The history of our vineyards goes back to 1977, and our farmland to 1928.
Gerard and JoAnn Bentryn founded Bainbridge Island Vineyards and Winery in 1977, after being inspired by their study of viticulture and enology in Europe, New Zealand, Australia, and South Africa. Having cultivated a particular affinity for the elegant, aromatic wines of the Loire in France and the Mosul in Germany, the Bentryns sought out a bioregion with similar growing conditions, and were moved to create an experience of food and wine deeply rooted in place here in the Pacific Northwest. The Bentryns chose to settle in the Puget Sound, where the long, dry summer days are even more ideal for vinifera than some European wine regions.
The Bentryns released their inaugural estate-grown vintage in 1982, becoming the 84th bonded winery in Washington State. That year, the Bentryns purchased farmland on Day Road, in addition to their original one-acre vineyard in downtown Winslow. The Day Road acreage would become the present-day home of the winery, planted with seven acres of grape varieties carefully selected for their ability to thrive in the Maritime Northwest. As part of the Bentryns' pioneering work in the region's grape-growing movement, Gerard was instrumental in the certification of the Puget Sound Viticultural Area (AVA)/Appellation in 1995.
The Day Road acreage where the winery currently sits was purchased by the Bentryns from Japanese-American farmer Akio Suyematsu, and represented only a part of the original Suyematsu family farm, founded in 1928. Excepting the period of Japanese-American exclusion during World War II, the Day Road farm is the oldest, continuously farmed property in Kitsap County. Akio himself worked the land until his passing in 2012, and was an honored mentor to an emerging generation of Island farmers. Once part of the agricultural tradition that made Bainbridge Island the strawberry capital of the Northwest, the land is still tended by several working farms.

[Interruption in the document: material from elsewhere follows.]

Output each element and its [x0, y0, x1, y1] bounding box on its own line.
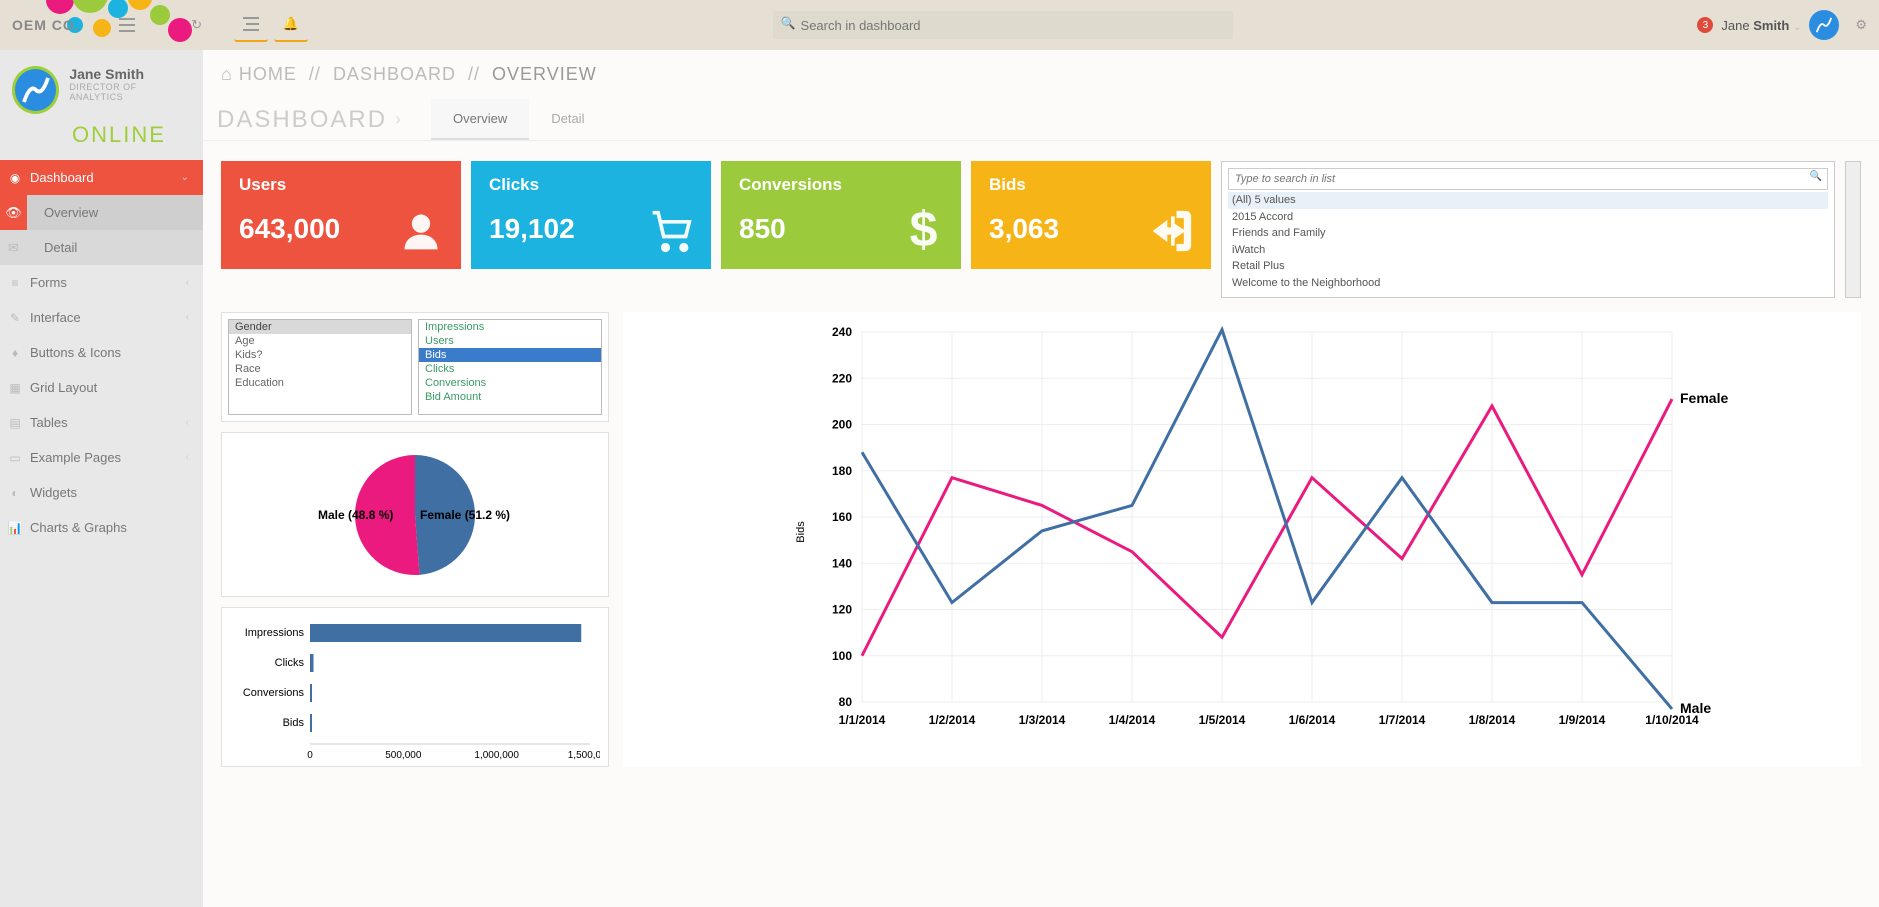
svg-text:Clicks: Clicks [275, 657, 305, 669]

When the Bentryns retired, longtime friend and employee Betsey Wittick reopened the vineyards and winery under new cooperative ownership in 2013. Betsey holds a Masters degree in Horticulture from Cornell University, and began growing grapes and making wine with the Bentryns in 1989. As winemaker and viticulturalist at Bainbridge Vineyards, and as proprietor of small-scale vegetable operation Laughing Crow Farm, Betsey is committed to seeing local food production remain a viable livelihood and important asset to our community.